Source: Hospice Foundation of America
Snow, 78, has chronic obstructive pulmonary disease, rheumatoid arthritis, hypertension and diabetes. Chronic obstructive pulmonary disease, or COPD, is an incurable, progressive lung disease that causes severe breathing difficulties. Walking the few feet from his door to pick up the newspaper, or to the mailbox across the gravel road that leads past his house, is a venture that sends Snow to his armchair, gasping for breath for the next half hour.
After several trips to the emergency room and severe pneumonia that he only barely survived in the summer of 2008, Snow’s physician told him that it was time to consider hospice.
For most patients, this recommendation comes as a death sentence. A palliative approach, hospice is a special form of home care for patients in the end stage of a terminal disease. Medical treatment is focused on alleviating the symptoms in order to make the remaining time as bearable as possible for the patient. Since any attempt to cure the disease is abandoned during hospice, it requires a certain degree of acceptance on the side of the patient and his or her family.
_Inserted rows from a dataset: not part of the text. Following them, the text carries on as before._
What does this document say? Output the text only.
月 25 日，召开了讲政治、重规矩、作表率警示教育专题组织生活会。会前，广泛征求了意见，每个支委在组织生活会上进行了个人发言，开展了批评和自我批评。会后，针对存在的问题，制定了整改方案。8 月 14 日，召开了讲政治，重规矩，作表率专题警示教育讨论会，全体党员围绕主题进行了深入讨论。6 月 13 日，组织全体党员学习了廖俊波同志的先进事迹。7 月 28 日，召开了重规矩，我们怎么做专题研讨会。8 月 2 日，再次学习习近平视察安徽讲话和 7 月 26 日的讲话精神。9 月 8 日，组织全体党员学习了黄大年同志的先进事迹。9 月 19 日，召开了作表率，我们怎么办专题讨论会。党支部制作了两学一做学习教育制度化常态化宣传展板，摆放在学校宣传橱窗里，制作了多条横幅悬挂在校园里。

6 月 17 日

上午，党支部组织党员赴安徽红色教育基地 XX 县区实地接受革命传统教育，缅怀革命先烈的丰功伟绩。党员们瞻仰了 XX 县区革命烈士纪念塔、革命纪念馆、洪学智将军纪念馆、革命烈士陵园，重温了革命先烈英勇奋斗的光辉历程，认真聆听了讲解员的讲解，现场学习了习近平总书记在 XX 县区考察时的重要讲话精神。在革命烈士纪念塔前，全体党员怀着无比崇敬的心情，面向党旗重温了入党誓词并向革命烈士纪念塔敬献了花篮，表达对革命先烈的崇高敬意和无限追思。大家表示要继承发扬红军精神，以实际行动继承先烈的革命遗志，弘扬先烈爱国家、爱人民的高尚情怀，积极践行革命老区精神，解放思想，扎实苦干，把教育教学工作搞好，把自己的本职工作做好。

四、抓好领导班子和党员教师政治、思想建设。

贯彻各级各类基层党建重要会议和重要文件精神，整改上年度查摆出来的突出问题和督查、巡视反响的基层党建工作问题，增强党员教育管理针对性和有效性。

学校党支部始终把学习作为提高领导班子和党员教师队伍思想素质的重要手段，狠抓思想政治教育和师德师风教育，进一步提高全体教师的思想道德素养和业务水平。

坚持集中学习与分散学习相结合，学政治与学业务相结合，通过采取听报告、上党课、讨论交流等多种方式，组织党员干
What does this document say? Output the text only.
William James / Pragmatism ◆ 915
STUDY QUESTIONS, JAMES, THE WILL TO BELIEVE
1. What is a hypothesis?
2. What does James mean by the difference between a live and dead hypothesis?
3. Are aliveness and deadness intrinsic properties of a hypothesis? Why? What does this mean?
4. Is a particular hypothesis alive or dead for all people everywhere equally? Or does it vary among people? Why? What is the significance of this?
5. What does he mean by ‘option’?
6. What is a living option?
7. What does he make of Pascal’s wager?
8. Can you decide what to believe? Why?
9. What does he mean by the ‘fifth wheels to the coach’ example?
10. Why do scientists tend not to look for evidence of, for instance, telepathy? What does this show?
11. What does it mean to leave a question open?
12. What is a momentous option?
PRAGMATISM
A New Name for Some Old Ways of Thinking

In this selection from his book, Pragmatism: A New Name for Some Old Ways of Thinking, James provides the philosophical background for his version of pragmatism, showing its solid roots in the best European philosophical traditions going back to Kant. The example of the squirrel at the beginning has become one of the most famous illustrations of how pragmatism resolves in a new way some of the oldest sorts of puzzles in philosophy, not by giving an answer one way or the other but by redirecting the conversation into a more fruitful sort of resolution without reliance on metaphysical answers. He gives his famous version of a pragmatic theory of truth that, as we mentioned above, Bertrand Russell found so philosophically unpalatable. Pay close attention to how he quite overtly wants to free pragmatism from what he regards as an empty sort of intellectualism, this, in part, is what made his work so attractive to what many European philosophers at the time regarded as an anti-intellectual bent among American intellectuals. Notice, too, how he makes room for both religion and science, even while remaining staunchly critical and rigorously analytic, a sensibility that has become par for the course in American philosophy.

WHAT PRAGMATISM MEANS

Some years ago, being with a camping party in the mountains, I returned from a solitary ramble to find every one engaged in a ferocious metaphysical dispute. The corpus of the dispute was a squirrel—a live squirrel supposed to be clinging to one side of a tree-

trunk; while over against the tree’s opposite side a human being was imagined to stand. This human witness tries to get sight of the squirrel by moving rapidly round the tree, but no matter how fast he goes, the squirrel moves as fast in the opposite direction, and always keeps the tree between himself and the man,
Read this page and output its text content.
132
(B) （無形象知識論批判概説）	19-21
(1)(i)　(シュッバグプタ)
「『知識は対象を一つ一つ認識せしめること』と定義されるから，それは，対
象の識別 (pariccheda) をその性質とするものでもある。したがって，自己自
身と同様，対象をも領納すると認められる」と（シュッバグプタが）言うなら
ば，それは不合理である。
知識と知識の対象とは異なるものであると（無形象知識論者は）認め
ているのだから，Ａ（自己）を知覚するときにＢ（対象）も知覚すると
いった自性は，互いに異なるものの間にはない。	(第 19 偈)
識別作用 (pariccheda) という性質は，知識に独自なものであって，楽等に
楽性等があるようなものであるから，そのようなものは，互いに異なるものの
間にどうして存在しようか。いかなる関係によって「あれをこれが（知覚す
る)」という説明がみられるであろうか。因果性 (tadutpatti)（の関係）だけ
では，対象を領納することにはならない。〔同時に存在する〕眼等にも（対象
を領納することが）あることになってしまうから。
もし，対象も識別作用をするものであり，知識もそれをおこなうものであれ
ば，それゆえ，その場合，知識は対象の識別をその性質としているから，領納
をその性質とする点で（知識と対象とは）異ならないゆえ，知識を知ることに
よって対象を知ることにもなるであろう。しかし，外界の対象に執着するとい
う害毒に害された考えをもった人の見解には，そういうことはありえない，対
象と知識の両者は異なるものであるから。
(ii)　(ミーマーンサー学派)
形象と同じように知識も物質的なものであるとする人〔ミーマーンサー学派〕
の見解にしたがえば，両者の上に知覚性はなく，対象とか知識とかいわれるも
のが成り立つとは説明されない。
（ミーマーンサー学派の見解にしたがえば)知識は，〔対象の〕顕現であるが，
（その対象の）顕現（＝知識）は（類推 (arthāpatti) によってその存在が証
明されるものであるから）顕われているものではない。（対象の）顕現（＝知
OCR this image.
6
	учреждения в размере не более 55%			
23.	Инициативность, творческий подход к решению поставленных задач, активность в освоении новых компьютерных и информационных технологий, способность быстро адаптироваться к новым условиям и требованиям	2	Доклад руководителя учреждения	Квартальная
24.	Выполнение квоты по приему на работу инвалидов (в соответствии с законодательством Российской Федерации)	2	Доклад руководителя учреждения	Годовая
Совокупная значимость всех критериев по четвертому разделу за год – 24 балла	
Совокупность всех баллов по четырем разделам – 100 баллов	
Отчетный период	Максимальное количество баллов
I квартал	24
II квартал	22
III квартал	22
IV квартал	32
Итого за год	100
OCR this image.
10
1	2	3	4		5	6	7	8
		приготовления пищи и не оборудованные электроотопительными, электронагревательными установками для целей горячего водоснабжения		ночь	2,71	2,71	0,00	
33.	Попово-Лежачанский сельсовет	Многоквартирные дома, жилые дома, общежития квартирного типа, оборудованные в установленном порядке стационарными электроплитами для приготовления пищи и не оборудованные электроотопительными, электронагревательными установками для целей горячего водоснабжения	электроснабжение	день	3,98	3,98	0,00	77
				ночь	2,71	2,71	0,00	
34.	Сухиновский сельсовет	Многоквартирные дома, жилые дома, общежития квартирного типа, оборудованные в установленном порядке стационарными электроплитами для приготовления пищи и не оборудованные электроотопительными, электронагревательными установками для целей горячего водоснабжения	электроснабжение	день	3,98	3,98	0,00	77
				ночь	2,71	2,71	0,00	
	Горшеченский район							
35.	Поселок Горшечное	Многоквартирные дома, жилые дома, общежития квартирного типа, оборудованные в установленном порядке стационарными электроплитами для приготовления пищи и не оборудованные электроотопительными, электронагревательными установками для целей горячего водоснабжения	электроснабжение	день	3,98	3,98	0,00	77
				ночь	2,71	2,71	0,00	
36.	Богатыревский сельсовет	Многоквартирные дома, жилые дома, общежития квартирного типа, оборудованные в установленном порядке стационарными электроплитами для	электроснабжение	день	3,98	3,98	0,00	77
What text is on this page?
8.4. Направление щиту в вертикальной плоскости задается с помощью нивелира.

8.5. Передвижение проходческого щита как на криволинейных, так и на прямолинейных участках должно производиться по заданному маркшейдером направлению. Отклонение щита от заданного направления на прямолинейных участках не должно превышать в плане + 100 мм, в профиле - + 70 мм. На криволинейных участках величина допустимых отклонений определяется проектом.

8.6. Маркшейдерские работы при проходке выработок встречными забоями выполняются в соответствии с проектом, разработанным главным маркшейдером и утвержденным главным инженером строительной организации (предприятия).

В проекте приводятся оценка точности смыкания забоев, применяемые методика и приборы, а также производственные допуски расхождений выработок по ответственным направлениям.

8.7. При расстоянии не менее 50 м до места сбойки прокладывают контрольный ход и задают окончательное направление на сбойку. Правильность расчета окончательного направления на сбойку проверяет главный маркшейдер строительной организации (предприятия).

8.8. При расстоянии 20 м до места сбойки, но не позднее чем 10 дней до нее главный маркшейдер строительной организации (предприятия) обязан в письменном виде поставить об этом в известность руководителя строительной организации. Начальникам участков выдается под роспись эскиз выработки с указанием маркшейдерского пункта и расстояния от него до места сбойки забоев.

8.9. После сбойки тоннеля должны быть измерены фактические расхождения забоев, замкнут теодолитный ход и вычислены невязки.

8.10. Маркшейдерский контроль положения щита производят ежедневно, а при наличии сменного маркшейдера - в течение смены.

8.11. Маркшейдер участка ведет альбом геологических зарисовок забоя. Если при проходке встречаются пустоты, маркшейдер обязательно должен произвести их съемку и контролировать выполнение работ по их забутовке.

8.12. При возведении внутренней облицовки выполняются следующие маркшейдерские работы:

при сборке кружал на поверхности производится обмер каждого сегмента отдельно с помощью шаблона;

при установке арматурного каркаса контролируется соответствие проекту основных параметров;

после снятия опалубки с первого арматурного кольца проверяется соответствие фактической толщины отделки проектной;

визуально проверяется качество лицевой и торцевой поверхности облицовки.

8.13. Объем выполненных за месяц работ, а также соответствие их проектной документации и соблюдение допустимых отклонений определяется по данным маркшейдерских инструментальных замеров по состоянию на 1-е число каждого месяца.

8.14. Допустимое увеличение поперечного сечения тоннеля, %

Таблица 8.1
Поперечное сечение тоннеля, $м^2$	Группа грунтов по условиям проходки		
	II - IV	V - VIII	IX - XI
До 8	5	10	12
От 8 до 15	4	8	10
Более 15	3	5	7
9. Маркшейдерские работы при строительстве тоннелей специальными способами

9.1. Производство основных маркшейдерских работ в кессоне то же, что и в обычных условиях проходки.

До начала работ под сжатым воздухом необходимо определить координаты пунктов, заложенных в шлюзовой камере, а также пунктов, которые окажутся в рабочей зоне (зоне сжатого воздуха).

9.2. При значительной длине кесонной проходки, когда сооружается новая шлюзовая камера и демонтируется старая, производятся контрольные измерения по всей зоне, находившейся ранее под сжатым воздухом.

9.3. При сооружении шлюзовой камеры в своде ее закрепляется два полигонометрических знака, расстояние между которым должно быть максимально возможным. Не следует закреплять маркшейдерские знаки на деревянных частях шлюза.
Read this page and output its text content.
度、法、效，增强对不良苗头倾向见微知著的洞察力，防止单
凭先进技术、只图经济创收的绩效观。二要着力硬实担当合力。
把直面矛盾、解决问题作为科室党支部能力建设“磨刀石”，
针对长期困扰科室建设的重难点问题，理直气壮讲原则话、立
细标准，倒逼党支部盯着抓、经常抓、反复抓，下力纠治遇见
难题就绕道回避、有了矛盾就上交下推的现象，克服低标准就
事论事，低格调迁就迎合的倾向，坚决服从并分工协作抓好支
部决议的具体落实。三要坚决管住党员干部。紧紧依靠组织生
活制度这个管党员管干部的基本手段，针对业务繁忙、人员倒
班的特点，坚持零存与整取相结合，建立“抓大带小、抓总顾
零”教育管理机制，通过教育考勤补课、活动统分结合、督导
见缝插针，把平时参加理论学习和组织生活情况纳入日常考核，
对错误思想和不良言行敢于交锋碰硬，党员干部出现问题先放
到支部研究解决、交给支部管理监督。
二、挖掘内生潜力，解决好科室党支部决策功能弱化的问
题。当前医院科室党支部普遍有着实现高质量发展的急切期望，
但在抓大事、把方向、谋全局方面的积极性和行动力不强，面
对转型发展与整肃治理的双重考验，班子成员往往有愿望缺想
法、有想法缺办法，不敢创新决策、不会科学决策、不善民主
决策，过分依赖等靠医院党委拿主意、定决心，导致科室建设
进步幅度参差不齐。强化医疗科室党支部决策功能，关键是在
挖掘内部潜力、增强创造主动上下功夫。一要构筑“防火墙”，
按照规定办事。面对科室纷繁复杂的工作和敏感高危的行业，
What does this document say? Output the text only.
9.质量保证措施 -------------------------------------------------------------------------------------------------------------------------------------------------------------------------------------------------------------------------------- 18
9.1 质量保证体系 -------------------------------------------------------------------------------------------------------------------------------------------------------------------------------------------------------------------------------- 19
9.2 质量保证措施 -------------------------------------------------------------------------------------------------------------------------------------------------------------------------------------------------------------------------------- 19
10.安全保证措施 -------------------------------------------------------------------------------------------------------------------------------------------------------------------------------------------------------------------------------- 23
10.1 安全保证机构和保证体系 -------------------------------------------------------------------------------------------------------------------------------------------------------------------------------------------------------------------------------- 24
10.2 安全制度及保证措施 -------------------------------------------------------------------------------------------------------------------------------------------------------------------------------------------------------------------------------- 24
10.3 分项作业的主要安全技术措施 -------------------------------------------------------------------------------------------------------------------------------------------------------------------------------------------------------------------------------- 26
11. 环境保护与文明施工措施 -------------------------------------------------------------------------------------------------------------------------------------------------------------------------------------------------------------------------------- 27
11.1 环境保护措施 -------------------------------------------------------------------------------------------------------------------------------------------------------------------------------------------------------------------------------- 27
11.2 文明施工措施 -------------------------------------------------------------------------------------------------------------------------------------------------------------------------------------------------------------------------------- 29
“It was a reality check — and that was it,” said Patricia Snow, Joseph’s wife. “Accept what you have to accept, but it’s not always easy.
In Joseph Snow’s case, the professional care that he receives from nurses Donna Regan and Kerri Gander makes a big difference in how he can manage his health. Preferred Hospice staff helped to set up a special-needs hospital bed in the Snow’s bedroom, and they provided him a steady drug supply. The nurses also respond to nightly fever attacks at a few minutes’ notice and are there when the Snows need them.
This compassionate and around-the-clock care has helped to improve Snow’s condition considerably since he started hospice. “Joe wouldn’t be here if we hadn’t gone onto hospice,” Patricia Snow said.
His physician, Robert Bynum, agrees. “They were able to give Joe and his family … reassurance.”
Today, almost a year after starting hospice care, Joseph Snow is enjoying every minute of his life together with his wife and their family.
Whenever the weather allows it, he is outside in his garden or in his greenhouse, growing Arkansas Black Apples, asparagus, tomatoes or habanero peppers. Snow feels a deep connection to the world, and as a Jehovah’s Witness, he said he believes that after his death he is going to be resurrected into a cleansed earth.
“I have no desire to go to heaven. I don’t know what I would do if I went to heaven,” he says. “This is where I belong — on the earth. I don’t belong in heaven.”